Photography by Mike Fizer
Photography by Mike Fizer

With too much weight in the fuselage (shown by the red arrow) and too little fuel in the wing fuel tanks, the stage is set for damaging stress (shown by the blue arrows) and flexion at the wing root’s attach points. Once you’ve loaded the cabin to the airplane’s ZFW—which is a limitation—any extra weight must be carried in the form of fuel in the wings. (Illustration by Steve Karp)What the industry labels the “maximum zero fuel weight” limitation Lear called the “wing bending” weight limit. Lear’s label for the limitation described the reason for its existence perfectly.

During our initial training and experience in light airplanes we don’t encounter the zero fuel weight (ZFW) limit often, if ever, even though it’s a critical limitation in all larger airplanes. That’s why Lear’s name for the limitation is important, and easy to understand. Weight in the fuselage increases the bending load on the wing. And that’s why a ZFW limitation is needed.

Engineers explain the issue as “moment.” Non-engineers may find it easier to understand the limitation if we think of the term “leverage.” Either way, the more weight is centered at the wing root the more the wing bends, and the greater the load on the wing structure.

Imagine lifting an object using only the tips of your extended fingers. Not easy. Now spread the weight across the extended fingers and you can lift a much greater load. That’s how the ZFW protects the wing structure from overload.

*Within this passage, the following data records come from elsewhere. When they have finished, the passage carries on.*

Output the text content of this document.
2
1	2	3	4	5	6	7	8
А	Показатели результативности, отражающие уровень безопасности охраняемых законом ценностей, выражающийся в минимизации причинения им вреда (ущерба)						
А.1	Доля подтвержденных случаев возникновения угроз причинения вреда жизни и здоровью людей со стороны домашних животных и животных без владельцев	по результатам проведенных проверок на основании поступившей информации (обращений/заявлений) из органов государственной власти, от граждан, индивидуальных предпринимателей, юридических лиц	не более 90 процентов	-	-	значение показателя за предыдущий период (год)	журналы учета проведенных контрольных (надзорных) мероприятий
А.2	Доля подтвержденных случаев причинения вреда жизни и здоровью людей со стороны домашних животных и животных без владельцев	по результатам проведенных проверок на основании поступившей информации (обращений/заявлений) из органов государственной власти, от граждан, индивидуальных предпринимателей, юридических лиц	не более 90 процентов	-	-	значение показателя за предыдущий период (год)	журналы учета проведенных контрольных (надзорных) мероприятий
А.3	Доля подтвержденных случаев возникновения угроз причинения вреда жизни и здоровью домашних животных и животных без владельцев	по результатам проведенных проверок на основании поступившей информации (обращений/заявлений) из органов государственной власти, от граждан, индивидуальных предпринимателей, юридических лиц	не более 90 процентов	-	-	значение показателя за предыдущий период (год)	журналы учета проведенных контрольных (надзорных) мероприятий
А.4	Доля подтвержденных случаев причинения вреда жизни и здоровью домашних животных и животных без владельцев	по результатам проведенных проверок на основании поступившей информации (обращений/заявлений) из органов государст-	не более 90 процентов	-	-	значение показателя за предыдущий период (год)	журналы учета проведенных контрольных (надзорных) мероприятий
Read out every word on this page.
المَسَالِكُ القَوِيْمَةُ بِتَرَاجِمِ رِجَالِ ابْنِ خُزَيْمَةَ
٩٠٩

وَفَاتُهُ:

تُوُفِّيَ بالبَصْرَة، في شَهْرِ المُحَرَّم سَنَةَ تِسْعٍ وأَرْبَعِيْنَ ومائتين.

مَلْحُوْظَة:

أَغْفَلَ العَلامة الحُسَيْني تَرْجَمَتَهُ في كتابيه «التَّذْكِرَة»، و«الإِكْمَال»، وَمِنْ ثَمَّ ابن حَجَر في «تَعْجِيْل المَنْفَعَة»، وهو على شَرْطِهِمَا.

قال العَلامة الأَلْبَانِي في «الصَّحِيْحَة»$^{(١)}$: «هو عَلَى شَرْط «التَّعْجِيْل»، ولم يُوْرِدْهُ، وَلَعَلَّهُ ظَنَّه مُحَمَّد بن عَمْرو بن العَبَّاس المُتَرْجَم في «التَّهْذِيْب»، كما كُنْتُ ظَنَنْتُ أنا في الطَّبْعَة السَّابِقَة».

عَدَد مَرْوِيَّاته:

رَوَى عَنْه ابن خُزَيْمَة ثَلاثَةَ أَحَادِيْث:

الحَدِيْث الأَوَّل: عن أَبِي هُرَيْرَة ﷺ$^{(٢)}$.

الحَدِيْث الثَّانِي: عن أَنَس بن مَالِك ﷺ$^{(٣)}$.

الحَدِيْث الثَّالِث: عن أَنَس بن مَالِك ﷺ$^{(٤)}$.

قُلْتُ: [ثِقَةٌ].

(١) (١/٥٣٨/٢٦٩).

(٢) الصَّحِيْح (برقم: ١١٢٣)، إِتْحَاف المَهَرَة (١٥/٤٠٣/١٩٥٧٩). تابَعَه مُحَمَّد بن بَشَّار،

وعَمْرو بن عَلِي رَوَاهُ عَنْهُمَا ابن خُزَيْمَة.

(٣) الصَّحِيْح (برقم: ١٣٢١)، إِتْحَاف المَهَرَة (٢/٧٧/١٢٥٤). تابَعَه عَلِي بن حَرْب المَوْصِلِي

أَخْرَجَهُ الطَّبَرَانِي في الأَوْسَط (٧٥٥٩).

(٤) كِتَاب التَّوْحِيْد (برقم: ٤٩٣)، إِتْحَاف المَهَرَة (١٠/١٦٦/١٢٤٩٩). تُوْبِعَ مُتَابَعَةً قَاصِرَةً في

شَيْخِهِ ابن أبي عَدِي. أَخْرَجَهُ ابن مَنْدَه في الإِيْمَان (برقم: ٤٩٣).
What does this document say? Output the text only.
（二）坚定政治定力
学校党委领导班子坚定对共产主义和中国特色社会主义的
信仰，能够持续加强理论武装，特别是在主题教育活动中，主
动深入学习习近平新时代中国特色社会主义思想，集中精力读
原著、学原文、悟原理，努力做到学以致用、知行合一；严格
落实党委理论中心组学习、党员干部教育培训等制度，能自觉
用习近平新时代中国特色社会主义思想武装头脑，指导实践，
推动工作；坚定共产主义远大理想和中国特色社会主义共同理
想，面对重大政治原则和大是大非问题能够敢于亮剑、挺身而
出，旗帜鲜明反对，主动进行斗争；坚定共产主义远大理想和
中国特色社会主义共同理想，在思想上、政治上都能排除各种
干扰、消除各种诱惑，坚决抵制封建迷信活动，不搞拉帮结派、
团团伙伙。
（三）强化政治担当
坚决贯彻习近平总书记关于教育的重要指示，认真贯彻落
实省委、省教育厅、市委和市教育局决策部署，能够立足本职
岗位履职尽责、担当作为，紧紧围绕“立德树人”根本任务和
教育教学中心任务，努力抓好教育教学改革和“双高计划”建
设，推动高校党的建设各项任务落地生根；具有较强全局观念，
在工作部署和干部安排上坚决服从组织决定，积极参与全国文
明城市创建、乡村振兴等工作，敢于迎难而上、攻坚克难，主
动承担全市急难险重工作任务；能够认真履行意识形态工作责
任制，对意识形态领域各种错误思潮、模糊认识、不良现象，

Fuel in the wings is spread across the wingspan and thus doesn’t impose huge bending loads at the wing root. Turbulence or maneuvering loads on the wing lift the fuel weight across the span instead of levering the load to the wing root.

As airplanes grow larger their ratio of empty weight to maximum takeoff weight increases. Many large airplanes have empty weights less than half of the maximum takeoff weight, but if all of that “usable” weight was put in the fuselage the bending loads on the wing root would be unsustainable. The ZFW limitation prevents that.

It is ZFW that determines the maximum payload in turbine airplanes. The payload is people and stuff carried in the fuselage, both in the cabin and baggage compartments. The maximum payload is ZFW subtracted from maximum ramp weight. All weight greater than the ZFW must be fuel.

One reason Lear called its limitation wing bending instead of ZFW—other than, well, just being Bill Lear—is because Lear Jets have fuselage fuel tanks. Fuel in the fuselage is just like any other fuselage weight, and it must be lumped into the same category as passengers and baggage.

Fuselage fuel tanks are all but gone from any recent design because aerodynamicists have figured out how to make low drag, very fast, and high-flying wings thicker. That thicker airfoil provides plenty of space to carry all the fuel required and resolves the plumbing and CG complexities of fuselage fuel.

At first ZFW makes little sense. But if you just think about that wing bending with every bump, it’s a limit you can understand, and certainly want to honor.

J. Mac McClellan is a corporate pilot with more than 12,000 hours, and a retired aviation magazine editor living in Grand Haven, Michigan.